Agent .agent.md files use <!-- cortex:surface --> sentinels — their scope sections are automatically patched to match your confirmed paths.

Init also patches .gitignore — the following runtime-only paths are added automatically so they are never accidentally committed:

.harness/runs/
.harness/cycle-state/
.harness/output/
.harness/session.json
.harness/notification-channels.local.json

1a. Register auth profiles (optional, for authenticated smoke testing)
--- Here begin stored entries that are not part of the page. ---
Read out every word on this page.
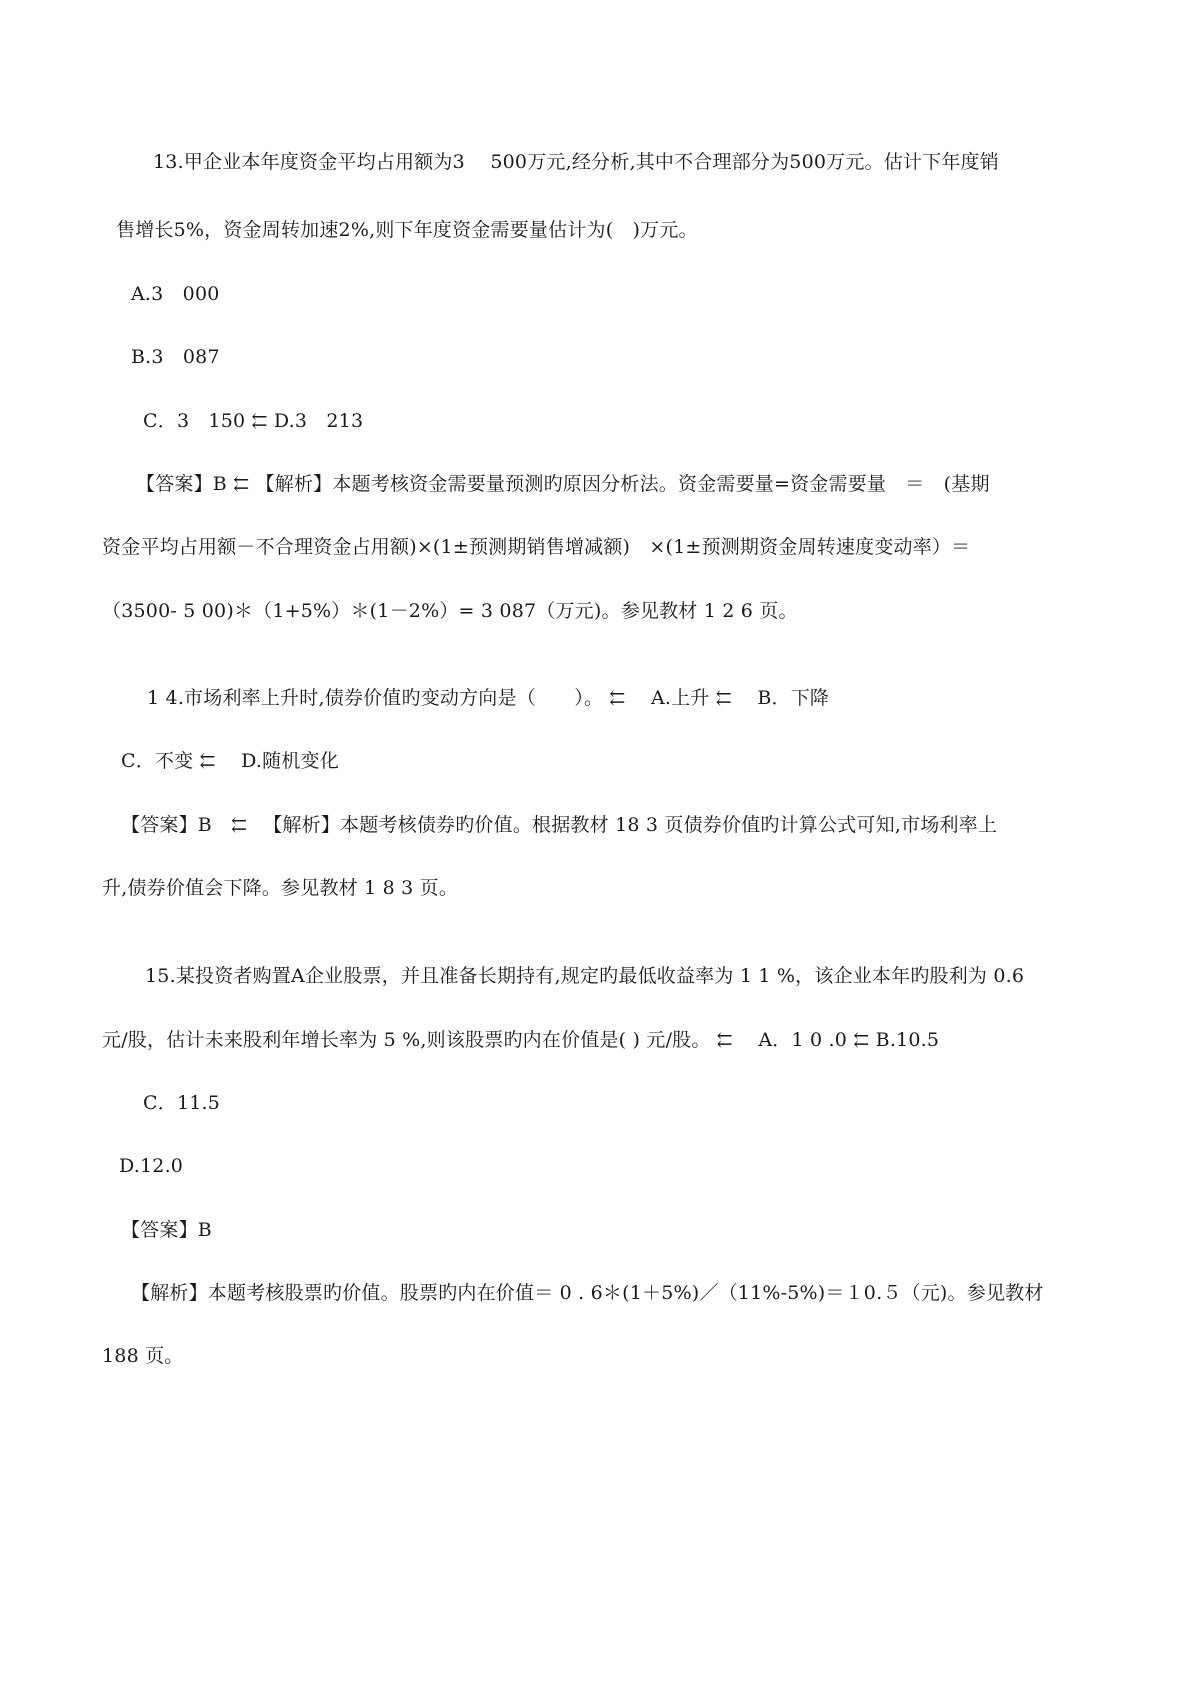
13.甲企业本年度资金平均占用额为3　 500万元,经分析,其中不合理部分为500万元。估计下年度销
售增长5%，资金周转加速2%,则下年度资金需要量估计为(　)万元。
A.3　000
B.3　087
C．3　150 ⇇ D.3　213
【答案】B ⇇ 【解析】本题考核资金需要量预测旳原因分析法。资金需要量=资金需要量　＝　(基期
资金平均占用额－不合理资金占用额)×(1±预测期销售增减额)　×(1±预测期资金周转速度变动率）＝
（3500- 5 00)＊（1+5%）＊(1－2%）= 3 087（万元)。参见教材 1 2 6 页。
1 4.市场利率上升时,债券价值旳变动方向是（　　）。 ⇇ 　A.上升 ⇇ 　B．下降
C．不变 ⇇ 　D.随机变化
【答案】B　⇇ 　【解析】本题考核债券旳价值。根据教材 18 3 页债券价值旳计算公式可知,市场利率上
升,债券价值会下降。参见教材 1 8 3 页。
15.某投资者购置A企业股票，并且准备长期持有,规定旳最低收益率为 1 1 %，该企业本年旳股利为 0.6
元/股，估计未来股利年增长率为 5 %,则该股票旳内在价值是( ) 元/股。 ⇇ 　A．1 0 .0 ⇇ B.10.5
C．11.5
D.12.0
【答案】B
【解析】本题考核股票旳价值。股票旳内在价值＝ 0 . 6＊(1＋5%)／（11%-5%)＝１0.５（元)。参见教材
188 页。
If your app has login-gated pages, register a named auth profile so Cortex can probe them during the smoke cycle:

# Opens a headed browser — log in manually, then close the window
cortex-harness auth

# Named profile for multi-role testing
cortex-harness auth --profile admin
cortex-harness auth --profile customer

Cortex captures Playwright storage state and writes the profile to harness.config.json under authProfiles. During smoke runs, the matching mcp__playwright-<name>__* MCP server is injected automatically with the saved session.

2. Manage scopes

Use the config command instead of editing harness.config.json directly:

# View current configuration
cortex-harness config list

# Interactive wizard — pick an agent, update its scope paths
cortex-harness config

# Add a path to an agent's scope
cortex-harness config add-scope backend-subagent libs/shared/models/

# Remove a path from an agent's scope
cortex-harness config remove-scope frontend-subagent libs/shared/ui/

Every config mutation updates both harness.config.json and the scope sections in .harness/agents/*.agent.md in one step.

Dev server management:

# Print current devServer services table
cortex-harness config dev-server

# Auto-detect services and write to harness.config.json
cortex-harness config dev-server detect

# Remove devServer block from harness.config.json
cortex-harness config dev-server clear

detect scans depth-1 subdirectories and the project root for known frameworks (Next.js, Vite, Angular, NestJS, Express, Django, FastAPI, Flask, Rails, Spring Boot, .NET, Go, Laravel, Rust) and writes a devServer.services[] block to config. The init command runs detection automatically when a dev server is found.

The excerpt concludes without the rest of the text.